WHO 'strongly recommends' Pfizer's COVID-19 antiviral pill
The Hindu
New recommendation was based on the findings of two trials involving almost 3,100 patients which showed that Paxlovid reduced the risk of hospital admission by 85%
The World Health Organization said Friday it "strongly recommended" Pfizer's Covid-19 antiviral pill Paxlovid for patients with milder forms of the disease who were still at a high risk of hospitalisation.
However, the UN agency warned it was "extremely concerned" that the inequality in access seen with Covid vaccines would again leave low- and middle-income countries "pushed to the end of the queue".

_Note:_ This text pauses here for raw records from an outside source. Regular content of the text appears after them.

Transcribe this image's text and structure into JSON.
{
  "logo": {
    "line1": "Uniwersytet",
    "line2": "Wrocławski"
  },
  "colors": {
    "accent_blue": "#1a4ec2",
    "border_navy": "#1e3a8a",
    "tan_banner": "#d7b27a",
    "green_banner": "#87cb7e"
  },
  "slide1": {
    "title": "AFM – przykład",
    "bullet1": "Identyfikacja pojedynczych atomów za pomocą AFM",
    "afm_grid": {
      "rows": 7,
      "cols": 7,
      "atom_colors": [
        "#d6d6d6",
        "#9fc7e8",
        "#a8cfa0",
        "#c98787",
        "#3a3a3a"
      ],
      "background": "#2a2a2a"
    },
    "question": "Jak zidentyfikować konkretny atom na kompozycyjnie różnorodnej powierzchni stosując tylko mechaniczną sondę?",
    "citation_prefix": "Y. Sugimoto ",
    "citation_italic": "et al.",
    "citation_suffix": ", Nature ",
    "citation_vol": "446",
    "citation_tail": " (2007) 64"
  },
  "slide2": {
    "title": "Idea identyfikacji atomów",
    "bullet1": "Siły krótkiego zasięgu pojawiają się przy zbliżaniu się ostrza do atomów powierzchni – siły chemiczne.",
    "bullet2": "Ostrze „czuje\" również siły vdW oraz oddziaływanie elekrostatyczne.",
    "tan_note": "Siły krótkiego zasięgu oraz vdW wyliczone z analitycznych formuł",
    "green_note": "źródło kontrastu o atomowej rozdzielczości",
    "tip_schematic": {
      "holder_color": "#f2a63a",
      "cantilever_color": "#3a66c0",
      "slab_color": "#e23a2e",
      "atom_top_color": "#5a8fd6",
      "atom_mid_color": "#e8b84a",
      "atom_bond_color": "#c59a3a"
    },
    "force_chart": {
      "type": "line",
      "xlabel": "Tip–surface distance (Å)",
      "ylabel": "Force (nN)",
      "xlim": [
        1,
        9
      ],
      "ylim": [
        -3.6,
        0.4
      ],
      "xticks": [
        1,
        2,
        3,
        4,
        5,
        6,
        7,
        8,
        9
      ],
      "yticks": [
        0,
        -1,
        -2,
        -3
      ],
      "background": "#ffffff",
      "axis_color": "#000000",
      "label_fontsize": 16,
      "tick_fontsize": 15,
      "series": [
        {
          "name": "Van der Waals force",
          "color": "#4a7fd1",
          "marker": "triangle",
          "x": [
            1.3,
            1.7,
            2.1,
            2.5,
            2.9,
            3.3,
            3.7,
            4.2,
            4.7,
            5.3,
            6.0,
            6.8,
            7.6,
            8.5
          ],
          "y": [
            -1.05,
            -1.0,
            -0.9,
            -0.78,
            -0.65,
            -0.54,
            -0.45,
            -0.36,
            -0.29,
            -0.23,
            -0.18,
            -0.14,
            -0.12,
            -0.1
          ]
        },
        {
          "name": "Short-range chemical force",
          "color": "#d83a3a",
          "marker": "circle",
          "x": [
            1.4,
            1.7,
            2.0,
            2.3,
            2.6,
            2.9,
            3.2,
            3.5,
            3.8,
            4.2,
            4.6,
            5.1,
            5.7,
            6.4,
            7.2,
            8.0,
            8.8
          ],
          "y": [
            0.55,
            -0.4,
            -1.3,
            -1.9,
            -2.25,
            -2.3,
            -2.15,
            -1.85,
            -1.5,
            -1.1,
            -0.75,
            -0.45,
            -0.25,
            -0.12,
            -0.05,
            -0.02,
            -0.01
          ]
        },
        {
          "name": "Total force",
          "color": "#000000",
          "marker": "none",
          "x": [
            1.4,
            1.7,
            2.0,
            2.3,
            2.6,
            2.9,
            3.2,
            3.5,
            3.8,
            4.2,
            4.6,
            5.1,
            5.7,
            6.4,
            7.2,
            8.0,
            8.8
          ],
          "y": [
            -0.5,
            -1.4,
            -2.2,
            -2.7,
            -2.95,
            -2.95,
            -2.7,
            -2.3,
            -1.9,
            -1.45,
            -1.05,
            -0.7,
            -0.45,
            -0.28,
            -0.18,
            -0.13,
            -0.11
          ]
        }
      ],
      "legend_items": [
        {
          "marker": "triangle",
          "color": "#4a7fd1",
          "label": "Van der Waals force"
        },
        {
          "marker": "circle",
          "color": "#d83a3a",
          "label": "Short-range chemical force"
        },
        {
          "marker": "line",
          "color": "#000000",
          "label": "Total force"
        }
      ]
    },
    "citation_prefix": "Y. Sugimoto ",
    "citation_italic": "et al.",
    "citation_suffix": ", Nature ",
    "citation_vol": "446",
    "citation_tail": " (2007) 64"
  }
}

U.S. pharma giant Pfizer's combination of Nirmatrelvir and Ritonavir was the "superior choice" of treatment for unvaccinated, elderly or immunocompromised people with Covid, the WHO's experts said in the BMJ medical journal.
For the same patients, the WHO also made a "conditional (weak) recommendation" of the antiviral drug remdesivir made by U.S. biotech firm Gilead -- which it had previously recommended against.
The WHO recommended Paxlovid over remdesivir, as well as over Merck's molnupiravir pill and monoclonal antibodies.
Pfizer's oral treatment prevents hospitalisation more than the "available alternatives, has fewer concerns with respects to harms than molnupiravir, and is easier to administer than intravenous remdesivir and antibodies," the WHO's experts said.
The new recommendation was based on the findings of two trials involving almost 3,100 patients which showed that Paxlovid reduced the risk of hospital admission by 85%.